Rodriguez rejected the notion the opposition parties were blindsided saying they had the bill 48 hours before it was tabled in parliament, a unique step he made to smooth the process.
He said the special powers to spend had to be in the bill.
“The government in times of crisis, such as this one, has to have the capacity to move forward to move quickly and respond to challenges that evolve by the minute,” he said. “Last week was a different Canada, the way things evolved, today is a different Canada than it will be a week from now.”
When the House adjourned on March 13, NDP whip Rachel Blaney stayed behind in Ottawa for a few days to deal with some issues. By early the next week it was clear she would have to stay.
“Before I was about to fly out it came down that there were discussions and that Parliament was going to have to come back,” she said.
There are no personal hard feelings but there is damage to working relationships
Blaney said when she saw the bill on Sunday she saw overreach on the government.
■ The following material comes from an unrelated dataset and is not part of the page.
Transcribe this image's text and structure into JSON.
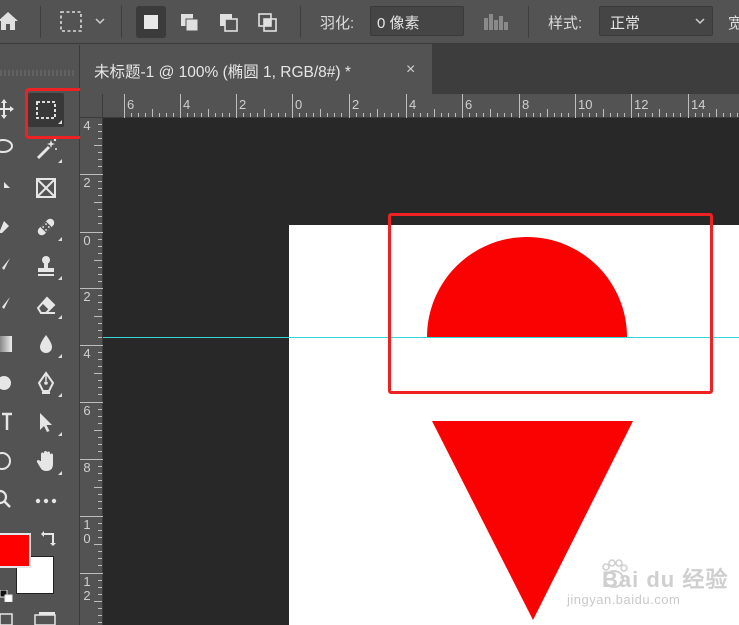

She said the NDP understood the government had to move fast, but that did not mean Parliament should be on the sidelines.
“All of us see what is happening across the country and across the world. We want to provide the flexibility to address issues as they arise, but there are ways of doing that that also have parliamentary oversight,” she said.
The overreaches in the bill included a provision that would have allowed Finance Minister Bill Morneau to raise, lower or eliminate taxes through to Dec. 31, 2021. He also could have borrowed and spent endlessly on the crisis over the same time frame.
The contents of the bill leaked to several political reporters Monday night and opposition parties made it clear it was going too far. On Tuesday morning, the prime minister said he would remove the controversial tax section, but Bergen said the there was still far too much unchecked authority for the government.
“It was still chock full of power grabs. Everyone was talking about section two, that would give them what they wanted on tax until 2022. But there was more in the bill that didn’t provide accountability. We needed sunset clauses.”
She said it was not until the Conservatives made it clear they wouldn’t support the bill as is was that things started to change.
“At noon, the House was suspended and finally they took us seriously,” she said.
Alain Therrien, parliamentary leader of the Bloc Québécois, said the Conservatives were the main barrier to the process. He said the Liberals had agreed to remove the tax authority by late Monday night, and sunset their spending and borrowing powers in September.
He said the Bloc were prepared to agree to the deal on Monday night. He said on Tuesday afternoon with the House suspended Morneau painted a dark picture of the economic situation.
“Morneau then came to give us the financial portrait for all of us. And it wasn’t pretty at all. And that comforted me that we had a good deal on Monday night,” he said.
Rodriguez said he thought there was a good level of oversight in the original bill, but the government was fine with the additional layers added Tuesday. He said much of the issues were settled before the House was sitting.
He also pointed out that when the House of Commons came back, the opposition have levers they could pull.
“It is still a minority government, so once Parliament is recalled, the opposition can do what they want,” he said. “That is another layer of security that they have.”
After the Tuesday afternoon negotiations, the Liberals went back to their corner for a few hours and presented new legislation to the opposition around 1 a.m. Wednesday, which was then put up for debate around 3 a.m. and finally voted on around 6 a.m.
It included the sunset clauses as well as regular updates to House committees.
Rodriquez said he hadn’t expected to be negotiating the agreement until the wee hours, but he was also determined the bill pass.
“Families are asking themselves how they’re going to pay the rent, how they are going to put food on the table for their kids, so there was no way we are leaving here without that bill.”
The bill had a much quicker passage in the Senate Wednesday morning and was signed by the Governor General in the afternoon.